Lesson 1. Understanding SQL

In this lesson, you’ll learn exactly what SQL is and what it will do for you.

Database Basics

The fact that you are reading a book on SQL indicates that you, somehow, need to interact with databases. SQL is a language used to do just this, so before looking at SQL itself, it is important that you understand some basic concepts about databases and database technologies.

Whether you are aware of it or not, you use databases all the time. Each time you select a contact on your phone or a name from your email address book, you are using a database. If you conduct a Google search, you are using a database. When you log in to your network at work, you are validating your name and password against a database. Even when you use your ATM card at a cash machine, you are using databases for PIN verification and balance checking.

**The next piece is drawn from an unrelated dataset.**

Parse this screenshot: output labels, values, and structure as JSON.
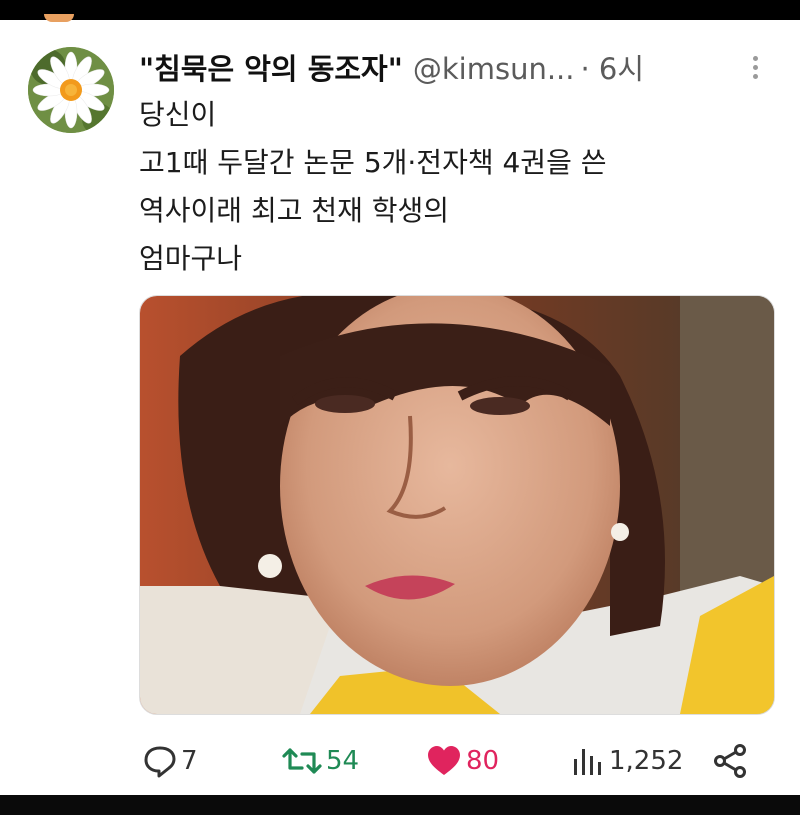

But even though we all use databases all the time, there remains much confusion over what exactly a database is. This is especially true because different people use the same database terms to mean different things. Therefore, a good place to start our study is with a list and explanation of the most important database terms.

Tip: Reviewing Basic Concepts

What follows is a very brief overview of some basic database concepts. It is intended to either jolt your memory if you already have some database experience, or to provide you with the absolute basics if you are new to databases. Understanding databases is an important part of mastering SQL, and you might want to find a good book on database fundamentals to brush up on the subject if needed.

Databases

The term database is used in many different ways, but for our purposes (and indeed, from SQL’s perspective) a database is a collection of data stored in some organized fashion. The simplest way to think of it is to imagine a database as a filing cabinet. The filing cabinet is simply a physical location to store data, regardless of what that data is or how it is organized.

New Term: Database

A container (usually a file or set of files) to store organized data.

Caution: Misuse Causes Confusion

People often use the term database to refer to the database software they are running. This is incorrect and a source of much confusion. Database software is actually called the Database Management System (or DBMS). The database is the container created and manipulated via the DBMS, and exactly what the database is and what form it takes vary from one database to the next.

Tables

When you store information in your filing cabinet, you don’t just toss it in a drawer. Rather, you create files within the filing cabinet, and then you file related data in specific files.

In the database world, that file is called a table. A table is a structured file that can store data of a specific type. A table might contain a list of customers, a product catalog, or any other list of information.

New Term: Table

A structured list of data of a specific type.

The key here is that the data stored in the table is one type of data or one list. You would never store a list of customers and a list of orders in the same database table. Doing so would make subsequent retrieval and access difficult. Rather, you’d create two tables, one for each list.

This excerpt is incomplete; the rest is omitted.